Chris Fleming hosts the latest edition of Health Wonk Review, a compendium of recent posts on health care blogs.
On Managed Care Matters, Joe Paduda offers 5 predictions for health care in 2013. He’s convinced that all but a handful of states will expand Medicaid. (“The pressure from hospitals and providers will be overwhelming.”) He also predicts that “The feds and CMS will get even more aggressive on Medicare and Medicaid fraud.” (For what it’s worth, I think he’s right on both counts.)
Food for Thought
Some posts are likely to stir controversy, either because they’re rebutting the conventional wisdom, or because they’re questioning some deeply held beliefs. I think these posts are important because they define issues that we should all think about.

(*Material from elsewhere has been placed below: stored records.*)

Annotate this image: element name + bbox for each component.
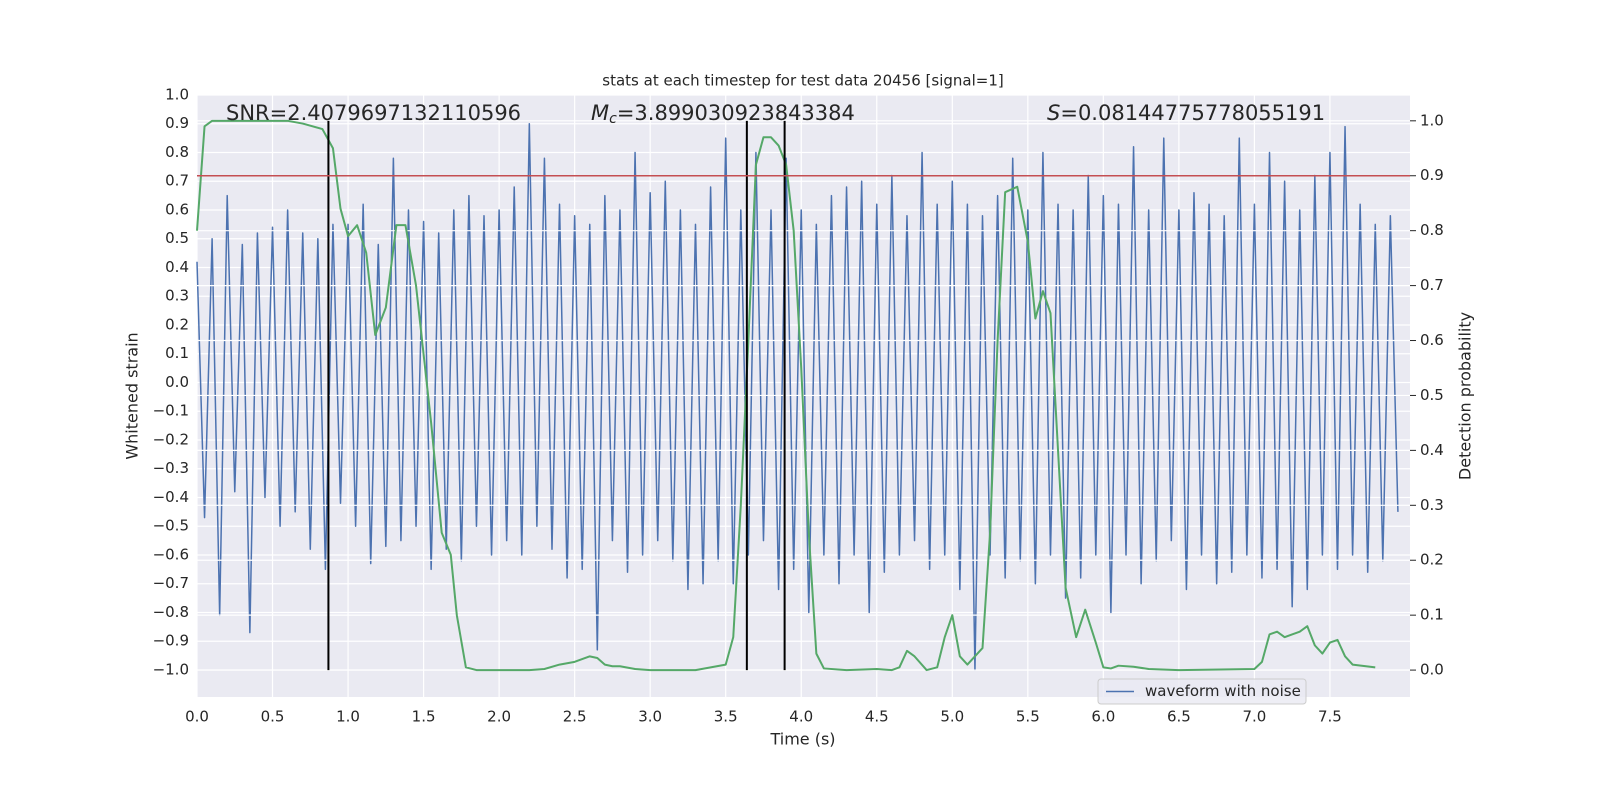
y-tick-label: 0.3 bbox=[165, 287, 189, 305]
y-tick-label: 0.1 bbox=[165, 344, 189, 362]
x-tick-label: 1.0 bbox=[336, 708, 360, 726]
y2-tick-label: 0.2 bbox=[1420, 551, 1444, 569]
x-tick-label: 6.5 bbox=[1167, 708, 1191, 726]
y-tick-label: −1.0 bbox=[153, 660, 189, 678]
y2-tick-label: 0.1 bbox=[1420, 606, 1444, 624]
y-tick-label: 0.7 bbox=[165, 172, 189, 190]
y-tick-label: −0.1 bbox=[153, 402, 189, 420]
y-tick-label: 0.8 bbox=[165, 143, 189, 161]
annotation-text: SNR=2.4079697132110596 bbox=[226, 101, 521, 125]
y-tick-label: 1.0 bbox=[165, 86, 189, 104]
waveform-line bbox=[196, 123, 1399, 671]
y2-tick-label: 0.3 bbox=[1420, 496, 1444, 514]
x-tick-label: 3.0 bbox=[638, 708, 662, 726]
annotation-symbol: M bbox=[591, 101, 609, 125]
y2-tick-label: 0.5 bbox=[1420, 386, 1444, 404]
x-tick-label: 6.0 bbox=[1091, 708, 1115, 726]
y2-tick-label: 0.0 bbox=[1420, 661, 1444, 679]
annotation: Mc=3.899030923843384 bbox=[591, 101, 855, 127]
y-tick-label: −0.6 bbox=[153, 545, 189, 563]
y2-tick-label: 1.0 bbox=[1420, 111, 1444, 129]
y2-axis-label: Detection probability bbox=[1456, 312, 1475, 480]
y2-tick-label: 0.6 bbox=[1420, 331, 1444, 349]
legend-label: waveform with noise bbox=[1145, 682, 1301, 700]
x-tick-label: 7.5 bbox=[1318, 708, 1342, 726]
x-tick-label: 4.5 bbox=[865, 708, 889, 726]
y-tick-label: −0.2 bbox=[153, 430, 189, 448]
x-axis-label: Time (s) bbox=[769, 730, 835, 749]
annotation: S=0.08144775778055191 bbox=[1047, 101, 1325, 125]
y2-tick-label: 0.8 bbox=[1420, 221, 1444, 239]
x-tick-label: 7.0 bbox=[1242, 708, 1266, 726]
y2-tick-label: 0.9 bbox=[1420, 166, 1444, 184]
y-tick-label: 0.9 bbox=[165, 114, 189, 132]
x-tick-label: 2.5 bbox=[563, 708, 587, 726]
y-tick-label: 0.2 bbox=[165, 315, 189, 333]
x-tick-label: 3.5 bbox=[714, 708, 738, 726]
x-tick-label: 5.5 bbox=[1016, 708, 1040, 726]
annotation-symbol: S bbox=[1047, 101, 1060, 125]
y-tick-label: −0.8 bbox=[153, 603, 189, 621]
x-tick-label: 4.0 bbox=[789, 708, 813, 726]
y-tick-label: 0.0 bbox=[165, 373, 189, 391]
x-tick-label: 2.0 bbox=[487, 708, 511, 726]
y2-tick-label: 0.7 bbox=[1420, 276, 1444, 294]
chart-title: stats at each timestep for test data 204… bbox=[602, 72, 1003, 90]
y-tick-label: 0.5 bbox=[165, 229, 189, 247]
y-tick-label: −0.5 bbox=[153, 517, 189, 535]
y-tick-label: −0.7 bbox=[153, 574, 189, 592]
legend-box bbox=[1097, 678, 1307, 705]
y2-tick-label: 0.4 bbox=[1420, 441, 1444, 459]
y-axis-label: Whitened strain bbox=[123, 332, 142, 459]
y-tick-label: 0.6 bbox=[165, 200, 189, 218]
y-tick-label: −0.9 bbox=[153, 632, 189, 650]
x-tick-label: 0.0 bbox=[185, 708, 209, 726]
x-tick-label: 5.0 bbox=[940, 708, 964, 726]
y-tick-label: 0.4 bbox=[165, 258, 189, 276]
x-tick-label: 0.5 bbox=[261, 708, 285, 726]
annotation: SNR=2.4079697132110596 bbox=[226, 101, 521, 125]
annotation-text: =0.08144775778055191 bbox=[1060, 101, 1325, 125]
y-tick-label: −0.3 bbox=[153, 459, 189, 477]
annotation-text: =3.899030923843384 bbox=[617, 101, 855, 125]
annotation-subscript: c bbox=[609, 111, 617, 127]
y-tick-label: −0.4 bbox=[153, 488, 189, 506]
probability-line bbox=[196, 119, 1376, 672]
x-tick-label: 1.5 bbox=[412, 708, 436, 726]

Over at Colorado Health Insurance Insider, Louise Norris examines the question of whether smokers should pay more for their health insurance. Under the ACA, smokers can be charged up to 50 percent more than nonsmokers. . . .
“Norris prefers the carrot over the stick,” Fleming observes, “endorsing the requirement that all plans cover tobacco cessation programs as part of the ACA’s preventive services mandate, although she cites evidence showing that implementation of this requirement has been inconsistent. “ (It’s worth noting that tobacco cessation programs work. “Sticks,” behavioral psychologists tell us, just aren’t nearly as effective.)
The Hospitalist Leader’s Brad Flansbaum suggests that our emphasis on getting everyone vaccinated during a severe influenza (and claims about Tamiflu) may well amount to “oversell.” Eye-opening.
At the Innovative Health Media Blog David Wilson writes: “The Medicare Annual Wellness Visit (AWV) is the perfect vehicle to address the increasing need for early detection of cognitive impairment. The AWV” gives physicians the opportunity “to provide such a screening and receive reimbursement for it .
“Once a patient shows the need for additional testing physicians can use self-administered computerized tests to perform the additional screening without referring the patients to another doctor or office,” he adds. ” This also creates additional reimbursement for physicians.”
MM–I can’t help but ask: “Since we have no cure or effective treatments for Alzheimer’s (or most forms of senile dementia) do you really want to know that, in three or four years, you may be diagnosed with full-blown Alzheimer’s?”
Certainly, seniors who want this testing should have access to it. Perhaps, one day, accumulated data will help researchers understand the disease. But Medicare patients should know that they can say “No” There is no requirement that this be part of your Annual Wellness visit.
On the Health Business Blog, another David Wilson has published a post that is likely to be even more controversial. He argues that “The Nursing Shortage is a Myth.”
We have plenty of nurses, Wilson suggests. In fact, in the future, he writes, “robots will be replacing nurses “just as robots have replaced “paralegals” and “actuaries.” (“Insurance companies used to hire tons of them, but their work can be done much more efficiently with computers.”)
Over at Wright on Health, Brad Wright takes a look at the recent Institute of Medicine report comparing health in the U.S. to health in other wealthy nations. He notes that data on preventable deaths among young people points to the importance of public health interventions, including reducing access to guns.